Nagelsmann in guter Position
Der Kader wurde radikal umgekrempelt, eine neue Hierarchie wurde geschaffen. Gestandene Spieler bekamen von Nagelsmann ihren Nimbus der Unantastbarkeit entzogen. Der Erfolg gab ihm recht, eine neue EM-Euphorie wurde geweckt.
Als Bundestrainer kann er derartige Entscheidungen noch konsequenter treffen als im Verein. Bei den Bayern sind Kaderplanung und Transfers eine Frage der sportlichen Leitung, viel Mitspracherecht hätte er nicht zu erwarten - Stand jetzt. Doch dieses könnte er sich in Verhandlungen sichern, sollten den Bayern die Alternativen ausgehen.
Auch der DFB dürfte bereit sein, Nagelsmann weit entgegenzukommen. Aktuell bietet sich kein Nachfolger an, sollte er nach der EM aufhören. Es wäre für den Verband eine herbe Enttäuschung, den gerade begonnen Neuaufbau sofort wieder unterbrechen und auf andere Gleise stellen zu müssen.

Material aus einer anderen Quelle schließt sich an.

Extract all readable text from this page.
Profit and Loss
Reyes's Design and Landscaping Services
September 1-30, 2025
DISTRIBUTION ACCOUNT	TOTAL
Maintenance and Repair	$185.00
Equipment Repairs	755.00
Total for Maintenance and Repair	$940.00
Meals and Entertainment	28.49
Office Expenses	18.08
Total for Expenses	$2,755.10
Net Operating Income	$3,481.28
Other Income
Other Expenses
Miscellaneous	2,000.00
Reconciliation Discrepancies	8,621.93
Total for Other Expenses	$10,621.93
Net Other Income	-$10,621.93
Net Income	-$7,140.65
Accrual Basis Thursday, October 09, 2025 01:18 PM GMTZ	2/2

Während der DFB und die Bayern um die Gunst ihres Auserwählten buhlen, kann sich Nagelsmann entspannt zurücklehnen und schauen, welche Beziehung für ihn die vielversprechendste für die Zukunft ist. Wer hätte nicht gerne dieses Gefühl?
Ganz klar: Nagelsmann ist auf dem sich wild drehenden Trainerkarussell schon jetzt der große Gewinner.
Er muss sich eigentlich nur noch richtig entscheiden.